This Land is Your Land
This Land is Your Land
Speech to ACT Auckland
regional conference on 3 September 2011
Leader, ACT New Zealand
Mr Chairman, ladies and gentlemen,
I’ve returned to political life out of a deep concern for the future of our country. I’m concerned that the country I leave to my children is not only far from what it could be, but faces serious threats to its continued existence.
Anyone who doubts that should consider the following facts:
We have not managed to export more than we’ve imported in any year since 1973. We now find our net indebtedness to other countries is some 90 percent of GDP. Although most of that debt is owed by the private sector, not the government, in total that level of net indebtedness is comparable to that of Portugal, Ireland, Greece and Spain. With the competitiveness of our own economy eroded, we consume too much, produce too little, and now we’re deeply in debt to the rest of the world.
Aside from some brief surges caused by favourable commodity prices, artificial stimulus by irresponsible governments, and the very sound reforms of the 1980s and early 1990s, we’ve been the poorest performing developed economy for most of my lifetime. A few decades ago Australians earned the same as we do. Today, they earn 35 percent more.
We have a higher percentage of our population living overseas than any other country except Ireland.
A quarter of our tertiary graduates now live overseas.
We have lost a net 280,000 people to Australia alone in the past decade, and on current trends we’ll lose another 410,000 by 2025.
Making matters worse is the fact that every time a New Zealander leaves our shores, there’s one less person to socialise with, do business with, and learn from.
Each departure increases the incentive for one more person to leave, and so it goes on.
As a nation, we are experiencing a long slow emergency. As collapses go, our decline is comfortable and scenic. But we should be under no illusion: if we continue down this track, New Zealand will gradually become a backwater, delivering an ever poorer environment for everybody. Our children will grow up cheering for the Wallabies.
That’s why I’ve come back to politics. We must start putting things right, because New Zealand’s worth it.
Sadly, I don’t believe that my old party has what it takes to make this change. The faith I once had has been destroyed by the National Party’s extreme timidity in the face of this crisis. The only way that National will commit to turning New Zealand around is if they are nudged to do so by a forward-looking partner.
That partner must be ACT. ACT must have a strong presence in the next Parliament to give them a strong nudge.
Three weeks ago, I gave the first of a series of speeches on what ACT would offer as a partner for a National-led government.
In that speech, I outlined ACT’s principles. I said that we’re not worried about left or right, but rather wish to take New Zealand up to a place where we are freer, more creative, more tolerant and more prosperous. I argued we must abandon the paradigm of stifling taxation, regulation, and political correctness, in favour of a New Zealand that empowers each and every one of its citizens for a brighter future: a better life through less government.
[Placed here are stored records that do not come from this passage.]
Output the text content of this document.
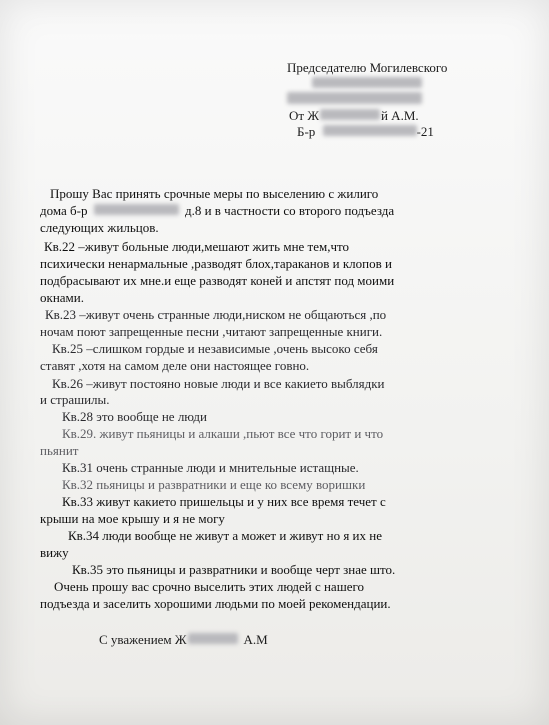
Председателю Могилевского
От Ж	й А.М.
Б-р	-21
Прошу Вас принять срочные меры по выселению с жилиго
дома б-р	д.8 и в частности со второго подъезда
следующих жильцов.
Кв.22 –живут больные люди,мешают жить мне тем,что
психически ненармальные ,разводят блох,тараканов и клопов и
подбрасывают их мне.и еще разводят коней и апстят под моими
окнами.
Кв.23 –живут очень странные люди,ниском не общаються ,по
ночам поют запрещенные песни ,читают запрещенные книги.
Кв.25 –слишком гордые и независимые ,очень высоко себя
ставят ,хотя на самом деле они настоящее говно.
Кв.26 –живут постояно новые люди и все какието выблядки
и страшилы.
Кв.28 это вообще не люди
Кв.29. живут пьяницы и алкаши ,пьют все что горит и что
пьянит
Кв.31 очень странные люди и мнительные истащные.
Кв.32 пьяницы и развратники и еще ко всему воришки
Кв.33 живут какието пришельцы и у них все время течет с
крыши на мое крышу и я не могу
Кв.34 люди вообще не живут а может и живут но я их не
вижу
Кв.35 это пьяницы и развратники и вообще черт знае што.
Очень прошу вас срочно выселить этих людей с нашего
подъезда и заселить хорошими людьми по моей рекомендации.
С уважением Ж	А.М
Two weeks ago in Wellington, I gave the first example of those principles in action. My speech on education argued that we must encourage choice and creativity in that all-important sector. We must have funding following the child so parents can choose the school that’s best for their children. We must give principals more autonomy, and both principals and teachers more reward for serving their communities better.
Just over one week ago, I gave a speech outlining the kind of economic policy ACT would promote to lift the living standards of all New Zealanders.
And today, in this magnificently refurbished building, I want to elaborate on one aspect of our policy on lifting living standards, namely the crucial importance of restoring a respect for property rights.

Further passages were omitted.